2. Fisher CJ Jr, Dhainaut JF, Opal SM, et al. Recombinant human interleukin 1 receptor antagonist in the treatment of patients with sepsis syndrome. Results from a randomized, double-blind, placebo-controlled trial. Phase III rhIL-1ra Sepsis Syndrome Study Group. JAMA. 1994;271:1836-43.
3. Just HM, Metzger M, Vogel W, Pelka RB. [Effect of adjuvant immunoglobulin therapy on infections in patients in an surgical intensive care unit. Results of a randomized controlled study]. Klin Wochenschr. 1986;64:245-56.

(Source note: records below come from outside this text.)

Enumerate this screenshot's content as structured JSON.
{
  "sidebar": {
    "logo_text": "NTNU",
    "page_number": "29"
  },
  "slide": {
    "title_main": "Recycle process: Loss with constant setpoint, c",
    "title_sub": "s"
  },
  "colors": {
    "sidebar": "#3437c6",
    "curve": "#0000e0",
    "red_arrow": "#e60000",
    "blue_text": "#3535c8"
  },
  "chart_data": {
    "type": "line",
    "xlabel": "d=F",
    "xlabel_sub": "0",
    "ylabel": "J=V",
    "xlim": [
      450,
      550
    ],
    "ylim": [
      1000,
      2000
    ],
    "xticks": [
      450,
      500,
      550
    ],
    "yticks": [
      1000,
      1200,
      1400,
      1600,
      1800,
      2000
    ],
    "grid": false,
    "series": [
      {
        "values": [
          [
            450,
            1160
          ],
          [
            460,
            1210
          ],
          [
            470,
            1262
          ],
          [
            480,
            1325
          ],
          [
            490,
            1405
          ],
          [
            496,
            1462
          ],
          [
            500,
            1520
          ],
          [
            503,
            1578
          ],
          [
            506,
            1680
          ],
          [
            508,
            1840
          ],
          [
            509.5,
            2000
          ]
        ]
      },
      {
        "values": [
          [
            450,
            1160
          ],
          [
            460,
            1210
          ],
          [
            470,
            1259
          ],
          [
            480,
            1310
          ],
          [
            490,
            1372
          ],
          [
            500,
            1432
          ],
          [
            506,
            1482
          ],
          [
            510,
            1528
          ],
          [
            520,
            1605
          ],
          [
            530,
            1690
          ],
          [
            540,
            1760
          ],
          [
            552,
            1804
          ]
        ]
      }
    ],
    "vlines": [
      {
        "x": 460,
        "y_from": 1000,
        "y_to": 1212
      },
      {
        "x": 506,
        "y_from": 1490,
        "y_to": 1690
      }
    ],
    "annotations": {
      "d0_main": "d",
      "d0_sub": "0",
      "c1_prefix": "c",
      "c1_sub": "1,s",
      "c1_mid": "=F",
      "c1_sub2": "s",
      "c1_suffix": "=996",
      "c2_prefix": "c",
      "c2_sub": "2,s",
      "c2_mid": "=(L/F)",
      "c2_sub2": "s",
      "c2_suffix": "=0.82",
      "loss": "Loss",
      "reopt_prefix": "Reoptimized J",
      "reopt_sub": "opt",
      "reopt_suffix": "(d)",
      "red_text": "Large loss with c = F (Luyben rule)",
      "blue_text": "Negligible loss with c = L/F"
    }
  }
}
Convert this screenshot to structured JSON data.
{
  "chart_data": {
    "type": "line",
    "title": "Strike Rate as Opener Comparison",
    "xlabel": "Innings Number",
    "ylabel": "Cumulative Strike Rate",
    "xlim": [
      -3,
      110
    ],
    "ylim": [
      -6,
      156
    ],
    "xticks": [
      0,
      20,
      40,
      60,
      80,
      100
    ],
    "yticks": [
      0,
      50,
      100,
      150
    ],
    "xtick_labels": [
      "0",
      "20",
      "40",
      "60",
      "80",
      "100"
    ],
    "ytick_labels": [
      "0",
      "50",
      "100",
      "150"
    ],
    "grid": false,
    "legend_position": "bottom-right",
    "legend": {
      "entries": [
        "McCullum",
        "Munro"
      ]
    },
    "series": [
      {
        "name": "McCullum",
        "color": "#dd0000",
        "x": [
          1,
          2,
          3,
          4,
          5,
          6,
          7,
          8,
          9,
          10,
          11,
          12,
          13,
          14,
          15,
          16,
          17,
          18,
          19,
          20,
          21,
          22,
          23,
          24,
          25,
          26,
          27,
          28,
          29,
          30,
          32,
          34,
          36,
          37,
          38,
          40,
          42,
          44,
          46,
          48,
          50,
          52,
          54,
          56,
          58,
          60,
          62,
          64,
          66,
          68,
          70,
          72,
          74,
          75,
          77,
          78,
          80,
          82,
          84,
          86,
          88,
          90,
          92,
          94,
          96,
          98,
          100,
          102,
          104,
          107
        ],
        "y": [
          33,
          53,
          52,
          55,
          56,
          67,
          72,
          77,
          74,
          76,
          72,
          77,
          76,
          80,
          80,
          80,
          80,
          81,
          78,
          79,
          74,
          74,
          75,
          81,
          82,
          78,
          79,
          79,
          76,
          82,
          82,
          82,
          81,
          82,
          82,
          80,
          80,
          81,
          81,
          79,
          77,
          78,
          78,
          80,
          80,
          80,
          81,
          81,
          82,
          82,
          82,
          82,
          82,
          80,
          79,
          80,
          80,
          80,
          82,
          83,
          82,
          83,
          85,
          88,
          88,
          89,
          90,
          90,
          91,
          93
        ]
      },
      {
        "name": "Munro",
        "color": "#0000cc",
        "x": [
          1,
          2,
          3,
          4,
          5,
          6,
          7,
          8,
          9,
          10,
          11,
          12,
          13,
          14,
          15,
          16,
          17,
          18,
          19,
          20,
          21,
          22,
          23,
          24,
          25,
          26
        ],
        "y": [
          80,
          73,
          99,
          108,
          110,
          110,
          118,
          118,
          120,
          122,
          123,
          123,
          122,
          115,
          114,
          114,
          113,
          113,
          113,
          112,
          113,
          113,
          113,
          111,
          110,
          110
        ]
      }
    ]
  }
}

4. Jesdinsky HJ, Tempel G, Castrup HJ, Seifert J. Cooperative Group of Additional Immunoglobulin Therapy in Severe Bacterial Infections: results of a multicenter randomized controlled trial in cases of diffuse fibrinopurulent peritonitis. Klin Wochenschr. 1987;65:1132-8.
6. Freeman BD, Eichacker PQ, Natanson C. The role of inflammation in sepsis and septic shock: a meta-analysis of both clinical and preclinical trials of anti-inflammatory therapies. In: Gallin JI, Snyderman R, eds. Inflammation: Basic Principles and Clinical Correlates, 3d ed. Philadelphia: Lippincott Williams & Wilkins; 1999:965-76.